On Thursday I voted against the government’s English Votes for English Laws (EVEL) bill. Chris Bryant, the Shadow Leader of the House, was right as ever when he said that ‘this is a charter for breaking up the Union, not keeping it together.’
Out and about around the constituency
On Friday I attended the opening of Resolven skate park with the Resolven County Councillor Des Davies. It’s great to see infrastructure like this being built for young people in the constituency, although the chance of me getting my skates on is highly unlikely!
Saturday meant being back on the campaign trail again, this time in Glynneath, with a hardy group of volunteers knocking doors to spread the Labour message in preparation for the Assembly elections next year. Reg the campaigning dog was sadly absent this week, fingers crossed he can fit Neath into his busy campaigning schedule next week!
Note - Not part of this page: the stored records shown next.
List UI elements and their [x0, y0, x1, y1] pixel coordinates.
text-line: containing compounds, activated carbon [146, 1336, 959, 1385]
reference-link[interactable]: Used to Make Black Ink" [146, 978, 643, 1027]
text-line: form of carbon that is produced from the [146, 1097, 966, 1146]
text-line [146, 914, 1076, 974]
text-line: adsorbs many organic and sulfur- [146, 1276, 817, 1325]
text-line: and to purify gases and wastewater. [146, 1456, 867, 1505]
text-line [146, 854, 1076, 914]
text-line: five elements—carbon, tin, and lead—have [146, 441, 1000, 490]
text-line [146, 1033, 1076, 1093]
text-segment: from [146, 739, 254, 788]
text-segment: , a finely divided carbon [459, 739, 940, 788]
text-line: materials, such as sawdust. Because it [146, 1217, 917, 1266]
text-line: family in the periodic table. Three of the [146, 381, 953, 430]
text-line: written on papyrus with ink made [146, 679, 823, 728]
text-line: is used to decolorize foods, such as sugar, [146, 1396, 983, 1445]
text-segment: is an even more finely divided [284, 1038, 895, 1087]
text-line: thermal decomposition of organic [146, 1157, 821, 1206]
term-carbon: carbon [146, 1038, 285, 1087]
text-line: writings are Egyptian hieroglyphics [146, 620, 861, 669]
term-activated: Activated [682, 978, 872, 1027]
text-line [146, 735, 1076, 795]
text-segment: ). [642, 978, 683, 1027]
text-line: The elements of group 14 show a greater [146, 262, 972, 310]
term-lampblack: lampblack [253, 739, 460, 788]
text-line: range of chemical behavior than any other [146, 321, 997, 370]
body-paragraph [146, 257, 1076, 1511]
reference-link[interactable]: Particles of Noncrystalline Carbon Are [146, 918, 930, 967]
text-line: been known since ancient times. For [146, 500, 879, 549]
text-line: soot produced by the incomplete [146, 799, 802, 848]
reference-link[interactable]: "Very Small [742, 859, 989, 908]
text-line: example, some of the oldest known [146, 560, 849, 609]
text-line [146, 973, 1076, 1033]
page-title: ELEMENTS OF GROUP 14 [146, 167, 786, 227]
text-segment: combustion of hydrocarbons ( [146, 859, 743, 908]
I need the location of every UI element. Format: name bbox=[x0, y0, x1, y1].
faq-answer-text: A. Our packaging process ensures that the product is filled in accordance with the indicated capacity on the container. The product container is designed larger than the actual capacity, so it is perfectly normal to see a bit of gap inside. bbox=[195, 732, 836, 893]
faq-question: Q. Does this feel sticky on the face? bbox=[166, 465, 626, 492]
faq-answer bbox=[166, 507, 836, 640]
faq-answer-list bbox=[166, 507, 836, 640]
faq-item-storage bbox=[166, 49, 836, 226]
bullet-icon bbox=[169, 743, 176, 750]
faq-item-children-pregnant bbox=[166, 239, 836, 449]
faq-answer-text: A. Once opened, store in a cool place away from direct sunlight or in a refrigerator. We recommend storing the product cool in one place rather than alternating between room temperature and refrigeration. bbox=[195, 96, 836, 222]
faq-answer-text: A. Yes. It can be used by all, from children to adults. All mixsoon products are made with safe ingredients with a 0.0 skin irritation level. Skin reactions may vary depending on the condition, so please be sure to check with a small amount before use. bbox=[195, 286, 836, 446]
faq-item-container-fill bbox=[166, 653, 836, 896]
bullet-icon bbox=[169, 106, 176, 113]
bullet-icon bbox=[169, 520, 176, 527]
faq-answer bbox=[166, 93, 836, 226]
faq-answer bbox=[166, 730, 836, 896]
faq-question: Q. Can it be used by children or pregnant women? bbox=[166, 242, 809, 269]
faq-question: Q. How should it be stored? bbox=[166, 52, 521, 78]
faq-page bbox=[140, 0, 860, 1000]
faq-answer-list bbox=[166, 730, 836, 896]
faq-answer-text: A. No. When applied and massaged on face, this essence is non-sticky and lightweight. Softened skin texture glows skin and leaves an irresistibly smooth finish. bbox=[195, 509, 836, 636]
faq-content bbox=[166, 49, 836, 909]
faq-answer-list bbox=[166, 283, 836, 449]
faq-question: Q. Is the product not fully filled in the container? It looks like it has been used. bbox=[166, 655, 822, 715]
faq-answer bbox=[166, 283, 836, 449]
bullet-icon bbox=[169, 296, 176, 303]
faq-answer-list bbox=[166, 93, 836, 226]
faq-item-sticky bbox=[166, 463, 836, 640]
On Tuesday, I participated in the Westminster Hall Debate proposed by Nick Smith, MP for Blaenau Gwent, on Individual Electoral Registration and the 1.9 million people who will be left off if we don’t register them. I managed to intervene to ask him whether, ‘the Government should note the Association of Electoral Administrators’ recommendation that legislative changes should be implemented to allow Electoral Registration Officers to block-register people in institutions such as sheltered accommodation and university halls of residence.’ A statement which Nick agreed with saying that ERO’s have been ‘undermined’.
I managed to intervene again a little later on to ask the government minister, John Penrose ‘If the transition is brought forward a year, that leaves less time to check out those 1.9 million people. That applies only to the people who were on the register in the first place. What about 18-year-olds and other people?’ The Minister’s response didn’t register, as he said, ‘We don’t remind people nine times about their TV licence or anything else.’
Weekdays around Westminster
On Wednesday I went to the APPG about Children in Wales where we had a discussion about Kinship Care in Wales talking about focusing on kinship carers who take on the task of raising children aged 0-18 when their parents are unable to look after them.
This week I also helped amend the Maximum Number of Judges Order 2015 via a statutory instrument to increase the number of judges on the Appeals Court from 38 to 39.